La diputada dialoga con casi todos los grupos peronistas pensando en las elecciones internas que consagrarán al futuro presidente, pero en las últimas semanas ha cambiado su pensamiento y estaría dispuesta en asumir ella la aventura de presidir el alicaído PJ local. Sus adversarios no le creen.
Por Eduardo Román
Dicen que la diputada quedó altamente impactada cuando concurrió a la sede del Partido Justicialista en San Isidro e inmediatamente cayó en la cuenta que el momento político por el que atraviesa el PJ de San Martín es tan “raquítico, de vacas flacas en todo sentido”, que ni siquiera cuenta con un espacio ni una oficina digna para realizar actividades, charlas o encuentros políticos.
Es que Eduardo Bustos, con mandato hasta diciembre, tiene el partido cerrado y sin sede partidaria.
Graciela Camaño viene hablando hace largo rato con casi todos los grupos internos justicialistas y del Frente para la Victoria. Dialoga con Katopodis, entusiasma a Rubén Eslaiman, tiene al concejal Guillermo Hamm que le responde y a su aliado Hugo Bernasconi y en una hermosa noche de febrero hasta se sentó a cenar en el Museo Evita con Miguel Cuberos- quien tiene deseos de tirarse a la senaduría provincial en 2009-, el propio Kato, Guillermo Devoto y Carlos Brown para analizar el futuro del peronismo en San Martín.
Por ese entonces no tenía tan claro intentar lo que por este último mes se le ha convertido en una convicción: PRESENTARSE EN LAS ELECCIONES DEL JUSTICIALISMO PARA SER CONSAGRADA COMO SU CONDUCTORA A PARTIR DE 2009. O en Diciembre, si es que se separan de las elecciones para cargos electivos.
La versión fue confirmada a LaNoticiaWeb por la propia diputada la semana pasada durante una conversación telefónica en la que la consulté por su posición respecto de las retenciones enviadas por Cristina al parlamento el día martes.
La legisladora, junto a Felipe Solá y media docena de legisladores bonaerenses, tres cordobeses y otros tantos entrerrianos, dos pampeanos y una salteña, se niegan a aprobar el decreto presidencial a libro cerrado y encabezan la disidencia dentro del Bloque del Frente para la Victoria- PJ para intentar reducir las alícuotas del tributo.
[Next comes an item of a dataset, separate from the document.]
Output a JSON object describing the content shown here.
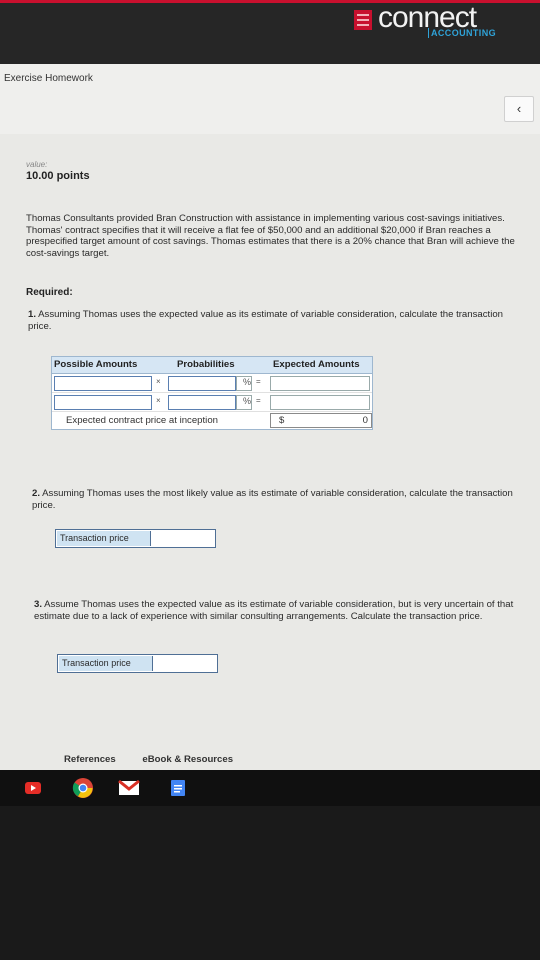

Concretamente, para Camaño, lo que crea incertidumbre entre los ruralistas es la movilidad de las retenciones y eso es lo que hay que atender.
Pero volviendo al tema partidario, si bien muchos de sus históricos adversarios no le creen y analizan que ésta es una jugada, para después levantar si consigue un lugar en el partido a nivel provincial; ella cree que debe ser parte fundamental del proceso que encamine, apoye y encolumne “a las nuevas figuras que aparecieron últimamente- textual- para triunfar en el 2009 y recuperar la intendencia en 2011”.